羽衣總的來說還是個善良(?)的人的,本著不惹麻煩少添亂、能不搞事就杜絕作戰的心理,他很聽話的帶著三人離開了水之國,這得算是被國防部長驅逐出境了。
如同羽衣所說的,他沒有理由對照美冥出手,除非對方主動制造這樣的理由,三尾已死的現在,他也沒有留在冷颼颼的水之國的意義和理由了。
所以當初是你想分開,分開就分開吧,接下來羽衣準備找個地方處理一下君麻呂的血繼限界問題。

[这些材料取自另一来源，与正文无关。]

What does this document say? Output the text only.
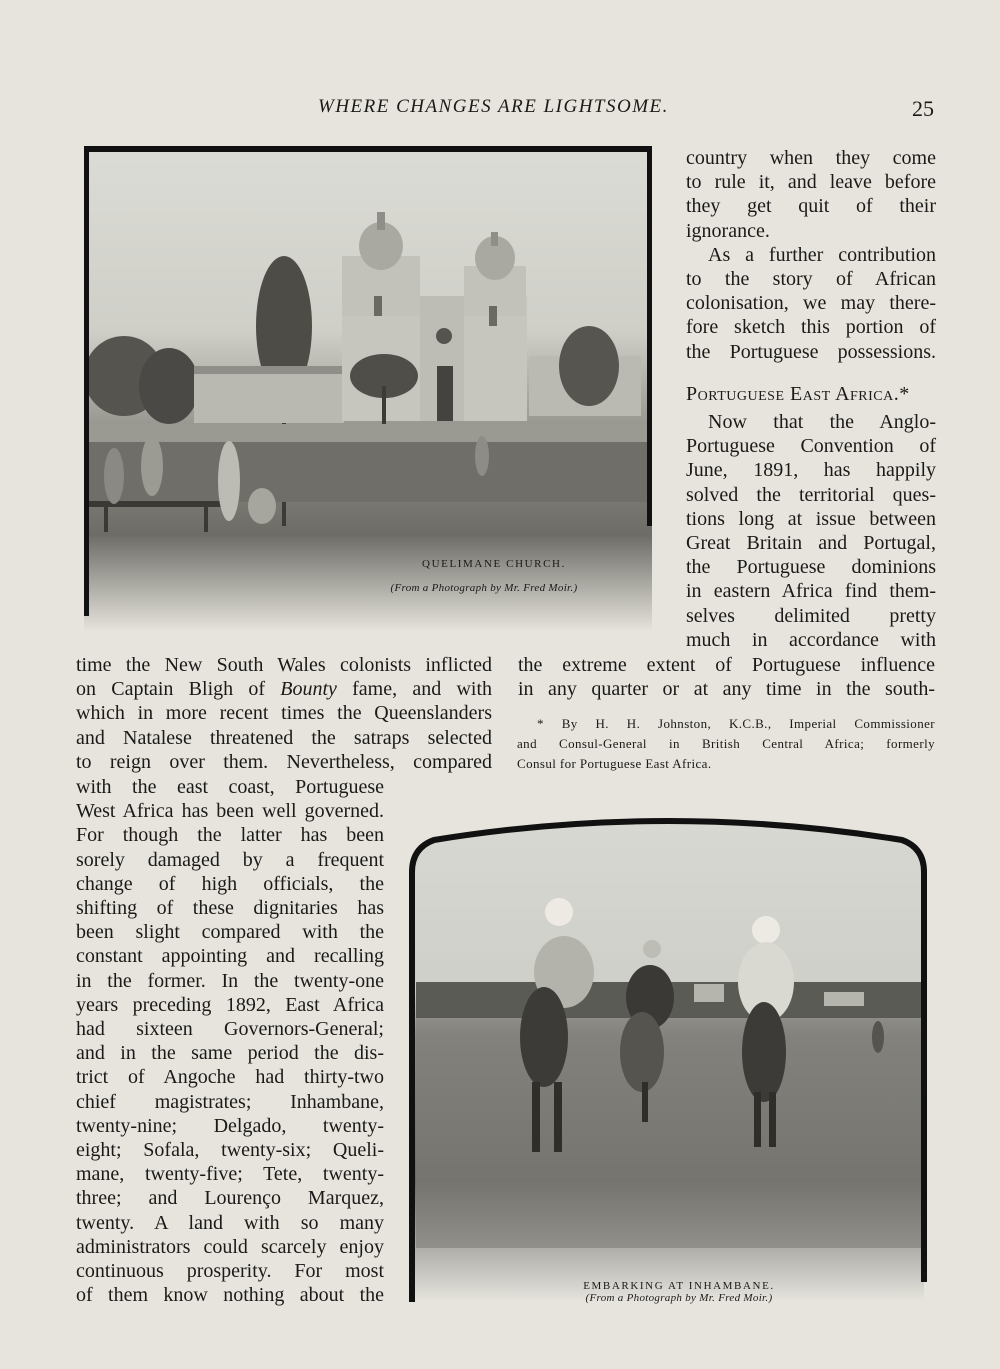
WHERE CHANGES ARE LIGHTSOME.	25
QUELIMANE CHURCH.
(From a Photograph by Mr. Fred Moir.)

country when they come

to rule it, and leave before

they get quit of their

ignorance.

As a further contribution

to the story of African

colonisation, we may there-

fore sketch this portion of

the Portuguese possessions.

Portuguese East Africa.*

Now that the Anglo-

Portuguese Convention of

June, 1891, has happily

solved the territorial ques-

tions long at issue between

Great Britain and Portugal,

the Portuguese dominions

in eastern Africa find them-

selves delimited pretty

much in accordance with

the extreme extent of Portuguese influence

in any quarter or at any time in the south-

* By H. H. Johnston, K.C.B., Imperial Commissioner

and Consul-General in British Central Africa; formerly

Consul for Portuguese East Africa.

time the New South Wales colonists inflicted

on Captain Bligh of Bounty fame, and with

which in more recent times the Queenslanders

and Natalese threatened the satraps selected

to reign over them. Nevertheless, compared

with the east coast, Portuguese

West Africa has been well governed.

For though the latter has been

sorely damaged by a frequent

change of high officials, the

shifting of these dignitaries has

been slight compared with the

constant appointing and recalling

in the former. In the twenty-one

years preceding 1892, East Africa

had sixteen Governors-General;

and in the same period the dis-

trict of Angoche had thirty-two

chief magistrates; Inhambane,

twenty-nine; Delgado, twenty-

eight; Sofala, twenty-six; Queli-

mane, twenty-five; Tete, twenty-

three; and Lourenço Marquez,

twenty. A land with so many

administrators could scarcely enjoy

continuous prosperity. For most

of them know nothing about the	EMBARKING AT INHAMBANE.
(From a Photograph by Mr. Fred Moir.)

說起來,根據特殊設定和調整,此時的水影大人是否又已經到了適婚年齡?
關于君麻呂身上隱藏的危機,羽衣并沒有什么明確的證據和把握,同時對方身上也沒有什么不良的預兆,但憑著羽衣對于血繼限界的了解和認知能夠做出不離十的經驗性判斷:對尸骨脈放置不管或者濫用這股力量都有可能會帶來不可預料的后果。
但是究竟是怎么樣的后果,乃至是不是真的有這樣的后果,羽衣并不確定,這樣的事情最好去找綱手,讓醫療專家進行診斷和判斷,可問題在于羽衣和綱手剛剛分離,天知道離開了匠之國之后她又跑到哪里去了。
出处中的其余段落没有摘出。